You wonder, seriously, what were the odds of having the bug after testing negative and passing it on, and were all such precautions really necessary? When I asked Ms. Park at the district office whether any of the people she called every day had suddenly reported symptoms of the disease while in quarantine, she said no.
But then, seeing the stats on TV ― you do get a lot of time watching TV in quarantine ― I also wondered how else you could deal with this disease.
After the first alarming news that COVID-19 among members of a Christian sect in Daegu had picked it up from citizens in Wuhan, there was no denying the powers-that-be had been remarkably successful in stopping the bug in its tracks.
The numbers told the story.

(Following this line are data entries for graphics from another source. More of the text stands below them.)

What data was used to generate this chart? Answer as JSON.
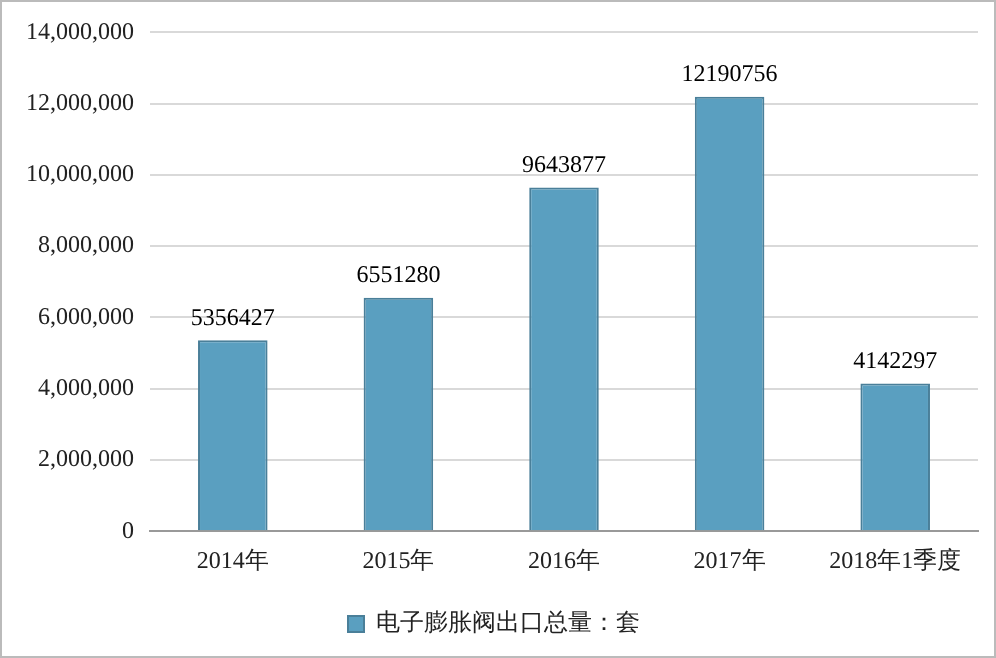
{
  "chart_data": {
    "type": "bar",
    "categories": [
      "2014年",
      "2015年",
      "2016年",
      "2017年",
      "2018年1季度"
    ],
    "series": [
      {
        "name": "电子膨胀阀出口总量：套",
        "color": "#5a9fc0",
        "values": [
          5356427,
          6551280,
          9643877,
          12190756,
          4142297
        ]
      }
    ],
    "ylim": [
      0,
      14000000
    ],
    "yticks": [
      {
        "value": 0,
        "label": "0"
      },
      {
        "value": 2000000,
        "label": "2,000,000"
      },
      {
        "value": 4000000,
        "label": "4,000,000"
      },
      {
        "value": 6000000,
        "label": "6,000,000"
      },
      {
        "value": 8000000,
        "label": "8,000,000"
      },
      {
        "value": 10000000,
        "label": "10,000,000"
      },
      {
        "value": 12000000,
        "label": "12,000,000"
      },
      {
        "value": 14000000,
        "label": "14,000,000"
      }
    ],
    "grid": "y",
    "legend": "bottom",
    "data_labels": true
  }
}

From hundreds of new cases every day, the total had descended to two digits a day, even one digit. The total number of deaths, rising above 200, was not good news, but it could have been worse, far worse.
Look at the numbers in the United States, from which I had just arrived. They were going through the roof, first above 20,000, then 30,000, up to more than 45,000 total deaths, far more than in any other country including Italy and Spain, which were suffering the most before my departure from Washington.

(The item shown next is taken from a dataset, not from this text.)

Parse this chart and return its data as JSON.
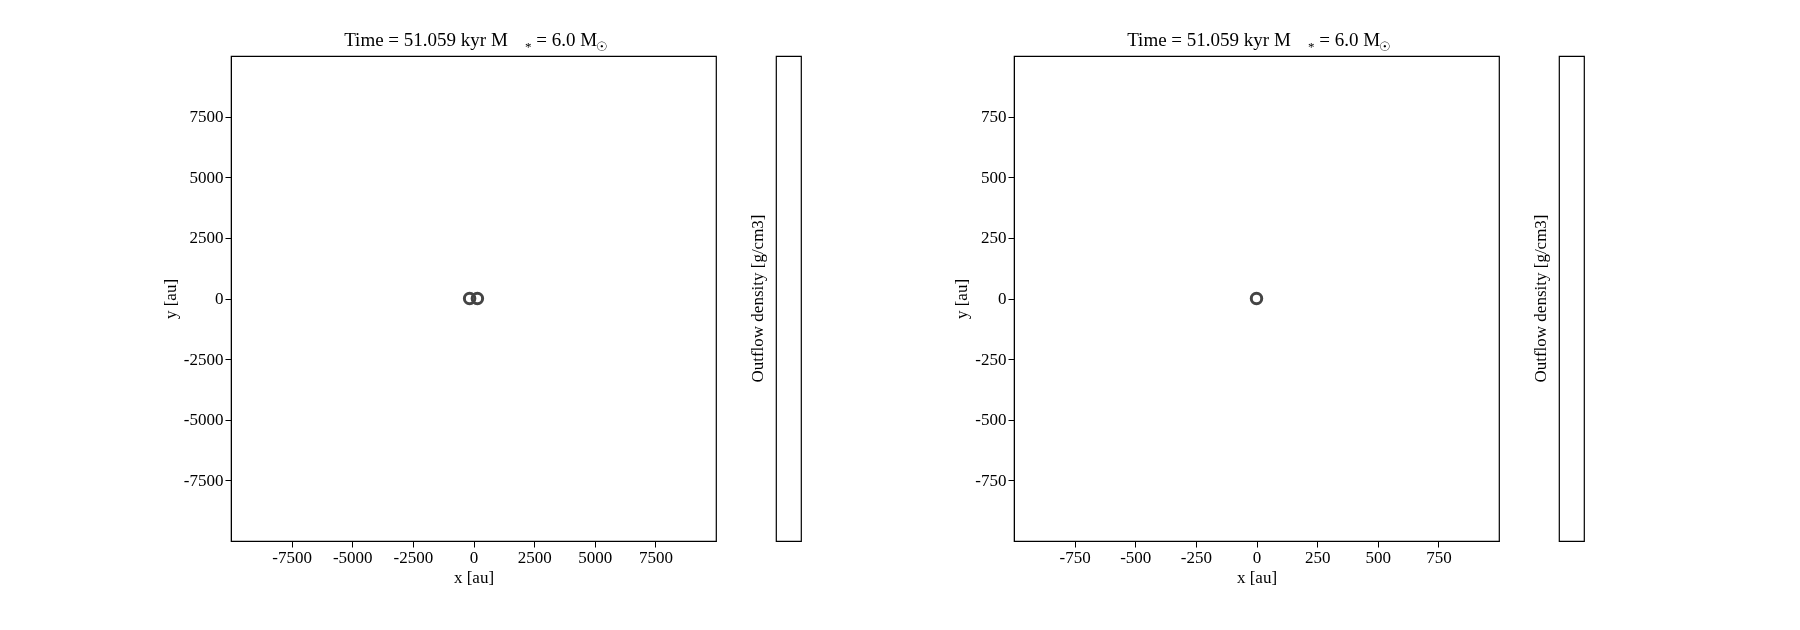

Victor Cha, the noted scholar and expert on Korea in Washington, wrote in Foreign Affairs that Americans would never accept the kind of strict measures enforced in South Korea. The American Civil Liberties Union and just about every other advocacy group would be screaming about infringement on basic liberties, human rights and all the rest.
Maybe so, but in battling a dreaded disease for which there is no cure, it’s what works that counts. In Korea, the system may not be altogether fun or seem all that necessary, but it seems to be working. You can’t attack the disease piecemeal by testing a few people here and there, giving others a pass on the theory, “Well, surely they’re OK.”

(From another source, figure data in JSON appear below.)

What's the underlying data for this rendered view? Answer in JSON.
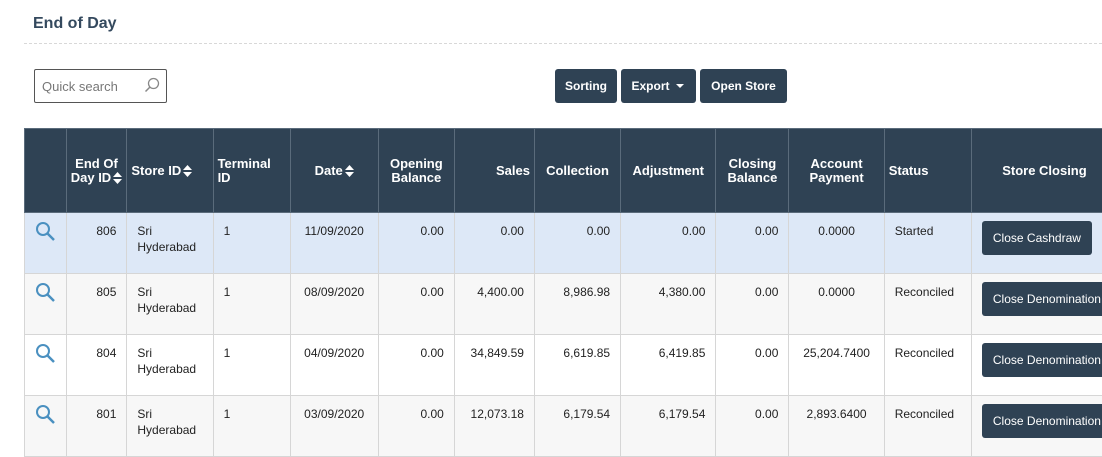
{
  "header": {
    "title": "End of Day"
  },
  "toolbar": {
    "search_placeholder": "Quick search",
    "buttons": [
      "Sorting",
      "Export",
      "Open Store"
    ]
  },
  "table": {
    "columns": [
      "End Of Day ID",
      "Store ID",
      "Terminal ID",
      "Date",
      "Opening Balance",
      "Sales",
      "Collection",
      "Adjustment",
      "Closing Balance",
      "Account Payment",
      "Status",
      "Store Closing"
    ],
    "rows": [
      [
        "806",
        "Sri Hyderabad",
        "1",
        "11/09/2020",
        "0.00",
        "0.00",
        "0.00",
        "0.00",
        "0.00",
        "0.0000",
        "Started",
        "Close Cashdraw"
      ],
      [
        "805",
        "Sri Hyderabad",
        "1",
        "08/09/2020",
        "0.00",
        "4,400.00",
        "8,986.98",
        "4,380.00",
        "0.00",
        "0.0000",
        "Reconciled",
        "Close Denomination"
      ],
      [
        "804",
        "Sri Hyderabad",
        "1",
        "04/09/2020",
        "0.00",
        "34,849.59",
        "6,619.85",
        "6,419.85",
        "0.00",
        "25,204.7400",
        "Reconciled",
        "Close Denomination"
      ],
      [
        "801",
        "Sri Hyderabad",
        "1",
        "03/09/2020",
        "0.00",
        "12,073.18",
        "6,179.54",
        "6,179.54",
        "0.00",
        "2,893.6400",
        "Reconciled",
        "Close Denomination"
      ]
    ]
  }
}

The proof that the system is working in Korea is that shops and stores are open, factories are humming and people are still riding buses and subways. You have to believe that controls, such as those I’ve experienced over the past 10 days or so, are needed to keep life going normally.
The United States is a much bigger country, it’s far more diffused ― geographically and culturally and ethnically, just about any way. There’s a lot of disagreement over whether to relax controls, to tighten them, to assert federal authority over managing and stopping the disease or leave it all to each of the 50 states.
You’ve got to think anyone who wants a coronavirus test should get one, free of charge, anyone should be able to buy a face mask and every hospital should have the facilities, including ventilators, for curing the sick.
It’s good to see all that in place in Korea, as I’ve observed and experienced firsthand from the sanctuary of quarantine.